Published May. 2, 2014

AFBF Policy Development

May 2014

Background:

With a potential increase in the frequency of adverse temperature and precipitation events, farmers need to understand how changing seed technology, tillage systems, and cultural practices like cover crops can be used to lower yield risk as well as potentially improve their environmental performance. Seed companies have been researching drought-tolerant seed hybrids that are better at managing water during drought conditions than non-drought tolerant plants. Similarly, improved seed coating technology is allowing producers to plant seeds in colder soils previously deemed too risky to plant. Producers may decide to change their tillage systems or adopt cover crops to increase the soil’s organic matter level. Increasing the amount of organic matter in the soil will increase the soil’s ability to hold water, and that will help mitigate heat and moisture stress. The land grant university research farms can provide an unbiased evaluation and resource to farmers to help them understand the profitability of the alternative agronomic practices and the ability of these cultural practices to reduce risk in response to changes in temperature or precipitation. 

Farmers will need access to the best seed technology available to better mitigate temperature and precipitation extremes as well as the pests accompanying these extreme events. The ability of plant breeders to use biotechnology to improve a plant’s ability to resist weed or insect pressure will be important in managing yield risk. Public policy problems of asynchronous approval and low-level presence of non-approved GMO varieties will continue to hamper the release of new varieties into the market due to concerns of being able to export these new grains to markets that have not approved of the varieties.

Livestock producers, particularly those dependent on pasture, range and other forage sources for grazing and access to adequate water also need the tools that research and innovation can provide. These tools may include improved weather forecasting, drought-tolerant grasses and forage crops, and regulatory flexibility and cooperation from federal agencies to access public lands and water during prolonged drought. Relative to public land grazing, this includes the federal government doing its part to control invasive species—whether plant or animal—and more aggressive action to control pest pressures on rangelands. The precision farming data producers have been collecting may be used by agronomic experts to identify the areas on the farm or in the region that may be the most at risk from changes in temperature or precipitation. The ability of a farmer to compare the specific field-level data to similar farms in the area will improve the management of the soil resources and help farmers understand what practices their neighbors are using on similar soil types that are effective against adverse precipitation and temperature.
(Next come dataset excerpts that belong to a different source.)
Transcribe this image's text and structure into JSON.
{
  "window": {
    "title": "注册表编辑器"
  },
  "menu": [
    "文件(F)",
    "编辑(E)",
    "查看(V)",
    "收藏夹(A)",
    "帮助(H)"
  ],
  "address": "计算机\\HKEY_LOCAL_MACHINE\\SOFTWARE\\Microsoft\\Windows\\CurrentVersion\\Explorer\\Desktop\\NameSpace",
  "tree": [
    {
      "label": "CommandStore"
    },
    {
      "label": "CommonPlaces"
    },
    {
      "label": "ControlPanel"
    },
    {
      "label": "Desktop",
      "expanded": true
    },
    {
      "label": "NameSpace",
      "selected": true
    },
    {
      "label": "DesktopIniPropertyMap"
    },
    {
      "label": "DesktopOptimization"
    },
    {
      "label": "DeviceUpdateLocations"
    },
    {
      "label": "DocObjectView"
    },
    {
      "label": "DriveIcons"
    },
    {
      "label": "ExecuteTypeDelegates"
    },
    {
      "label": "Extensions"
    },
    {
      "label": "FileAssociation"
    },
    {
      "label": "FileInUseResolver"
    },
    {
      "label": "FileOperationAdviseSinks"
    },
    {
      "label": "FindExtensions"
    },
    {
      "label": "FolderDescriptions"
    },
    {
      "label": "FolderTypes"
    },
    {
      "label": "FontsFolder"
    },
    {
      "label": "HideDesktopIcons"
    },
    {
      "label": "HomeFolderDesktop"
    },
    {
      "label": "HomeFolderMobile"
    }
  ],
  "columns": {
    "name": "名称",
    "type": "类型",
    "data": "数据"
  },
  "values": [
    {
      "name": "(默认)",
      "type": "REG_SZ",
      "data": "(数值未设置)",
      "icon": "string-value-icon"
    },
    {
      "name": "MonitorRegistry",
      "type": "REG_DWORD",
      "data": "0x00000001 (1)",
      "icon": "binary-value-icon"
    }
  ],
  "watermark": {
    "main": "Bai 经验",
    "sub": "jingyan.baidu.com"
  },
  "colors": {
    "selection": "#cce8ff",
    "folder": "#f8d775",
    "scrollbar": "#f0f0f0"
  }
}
This “big data” technology may provide important information to plant breeders as they will have access to more- detailed information on a crop grown in a field environment instead of on a carefully controlled research test plot. Plant breeders and agronomic experts can work together to help farmers use a prescriptive fertilizer, seed and pest management production system to meet their soil resource capability and expected temperature and climate.
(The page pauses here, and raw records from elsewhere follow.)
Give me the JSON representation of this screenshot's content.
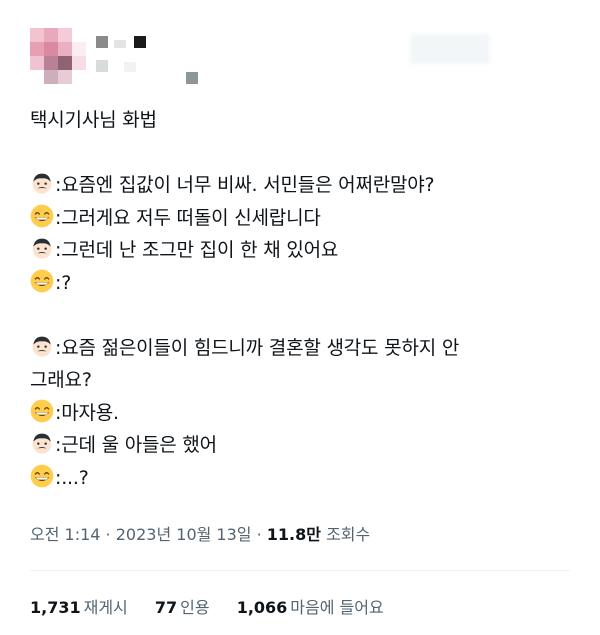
{
  "tweet": {
    "title": "택시기사님 화법",
    "dialogue_1": [
      {
        "speaker": "driver-icon",
        "text": ":요즘엔 집값이 너무 비싸. 서민들은 어쩌란말야?"
      },
      {
        "speaker": "grin-icon",
        "text": ":그러게요 저두 떠돌이 신세랍니다"
      },
      {
        "speaker": "driver-icon",
        "text": ":그런데 난 조그만 집이 한 채 있어요"
      },
      {
        "speaker": "grin-icon",
        "text": ":?"
      }
    ],
    "dialogue_2_first": {
      "speaker": "driver-icon",
      "text": ":요즘 젊은이들이 힘드니까 결혼할 생각도 못하지 안"
    },
    "dialogue_2_first_cont": "그래요?",
    "dialogue_2_rest": [
      {
        "speaker": "grin-icon",
        "text": ":마자용."
      },
      {
        "speaker": "driver-icon",
        "text": ":근데 울 아들은 했어"
      },
      {
        "speaker": "grin-icon",
        "text": ":...?"
      }
    ]
  },
  "meta": {
    "time": "오전 1:14",
    "separator": " · ",
    "date": "2023년 10월 13일",
    "views_count": "11.8만",
    "views_label": "조회수"
  },
  "stats": {
    "reposts_count": "1,731",
    "reposts_label": "재게시",
    "quotes_count": "77",
    "quotes_label": "인용",
    "likes_count": "1,066",
    "likes_label": "마음에 들어요"
  },
  "colors": {
    "text": "#0f1419",
    "secondary": "#536471",
    "divider": "#eff3f4",
    "grin_face": "#ffcc4d",
    "driver_hair": "#292f33"
  }
}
The collection of this field-level data may help the coordinators of the data systems develop more effective risk management insurance products that are more accurately rated to a particular field’s risk. This may cut both ways for farmers. A field with fewer soil types and less yield variability may have a lower cost insurance product than a field with more soil types with greater yield variability. Insurance premiums will increase with the amount of risk as the insuring company has access to more detailed yield information and can more accurately determine an actuarially fair premium rate. The use of “big data” will reduce the waste, fraud and abuse associated with crop insurance, which will improve the entire industry.

Farm Bureau Policy

503 – Climate Change

Line 1 – Market-based incentives, such as pollutant credit trading, are preferable to government mandates.

Line 2.1 – [We support:] A voluntary market-based carbon credit trading system;

Line 2.2 – Compensation to farmers for planting crops that keep carbon in the soil;

Line 2.3 – Alternative energy sources;

Line 2.4 – Incentive to industries to increase energy efficiencies;

Line 2.5 – Market-based solutions to reduced greenhouse gas emissions;

Line 2.6 – EPA re-evaluation of burdensome emission control rules for farming;

and Line 2.7 – Inclusion of agricultural community in development of any policy or legislation

461- Research

Line 2.1 – [We support] USDA research, extension and education programs that are initiated by partnerships between federal, state and local governments and are carried out through universities and USDA. These programs should reflect and be tailored to the unique soil, environmental and socioeconomic makeup of regions, states, and locales:

337 – Biotechnology

Line 7.8 – [We support] The maintenance of U.S. export markets by securing foreign regulatory acceptance of biotech products. Sellers of agricultural products enhanced through biotechnology should assume major responsibility for this acceptance. Extra efforts should be made to make farmers aware of markets where the products are not accepted by using such methods as color markings on bags, boxes, bulk delivery systems and/or seed tags.

Questions:

What policies and approaches should the organization promote to help farmers and ranchers handle more extreme weather events?

What private-sector responses would best assist farmers and ranchers in managing their business through adverse weather?

What can the land grant un versities do to provide unbiased information? How can Farm Bureau help the land grant universities with their core mission of supporting farm research?